Almost four out of 10 employers report an increase in the turnover of front-line employees in the past six months, finds a survey from Boston-based ClearRock. The resulting situation can be time-consuming. Employers need to reduce the cost of turnover of current workers, particularly those who work on the front lines. With unemployment rising and concerns about a possible recession growing, it is becoming a higher priority for employers to control costs, according to ClearRock, which conducted the survey of 94 organizations nationwide.

The most popular way to reduce this turnover among front-line employees is to screen them more carefully before they are hired; it is an approach that 69% of respondents to ClearRock's survey indicate they use. The approach is in line with research from Texas A&M University's Mays Business School to be published in an upcoming issue of Personnel Psychology. It is important to focus on hiring the right people from the start—people who are less likely to quit—according to a meta-analytic study on turnover and its relationship to individuals’ personalities by Ryan Zimmerman, industrial-organizational psychologist at Mays Business School.

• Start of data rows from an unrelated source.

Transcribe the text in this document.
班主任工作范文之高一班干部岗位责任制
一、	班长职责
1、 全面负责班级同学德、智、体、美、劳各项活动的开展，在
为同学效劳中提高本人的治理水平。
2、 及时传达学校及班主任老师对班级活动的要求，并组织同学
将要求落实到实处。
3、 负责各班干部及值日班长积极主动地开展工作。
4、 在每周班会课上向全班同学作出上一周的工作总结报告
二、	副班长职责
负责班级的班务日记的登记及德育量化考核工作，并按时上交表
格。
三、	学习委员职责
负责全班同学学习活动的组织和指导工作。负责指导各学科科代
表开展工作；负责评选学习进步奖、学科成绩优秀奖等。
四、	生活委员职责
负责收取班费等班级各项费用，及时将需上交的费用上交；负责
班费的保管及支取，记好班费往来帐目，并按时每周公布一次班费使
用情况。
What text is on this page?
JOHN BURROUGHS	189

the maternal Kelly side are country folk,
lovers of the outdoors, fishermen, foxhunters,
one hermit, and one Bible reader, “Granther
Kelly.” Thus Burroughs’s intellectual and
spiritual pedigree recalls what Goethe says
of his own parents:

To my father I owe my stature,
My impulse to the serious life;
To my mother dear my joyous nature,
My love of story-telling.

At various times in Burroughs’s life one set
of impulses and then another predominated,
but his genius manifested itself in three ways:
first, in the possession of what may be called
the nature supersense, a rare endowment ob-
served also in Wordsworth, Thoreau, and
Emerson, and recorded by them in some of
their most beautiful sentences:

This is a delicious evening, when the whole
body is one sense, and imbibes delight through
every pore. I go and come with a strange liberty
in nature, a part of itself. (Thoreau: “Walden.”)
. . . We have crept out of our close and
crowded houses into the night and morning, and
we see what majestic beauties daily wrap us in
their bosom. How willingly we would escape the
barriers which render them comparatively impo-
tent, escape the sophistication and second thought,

"There is proven research that shows certain people are more likely to be habitual quitters, where others will tend to stay at a job no matter what,” says Zimmerman, whose research focuses on employees' key characteristics, agreeableness, conscientiousness, and emotional stability—which, his research shows, best predict future turnover decisions.

Giving better orientation to front-line employees is the next most-popular method for retaining front-line employees among respondents (57%) to ClearRock's survey. Exit interviews with departing employees are the third most-popular (56% of survey respondents).

Far down the list of approaches among participants in ClearRock's survey is giving better pay and benefits to employees. Selected by 44% of survey respondents, that option finishes as the fifth most-popular way to reduce turnover of front-line employees.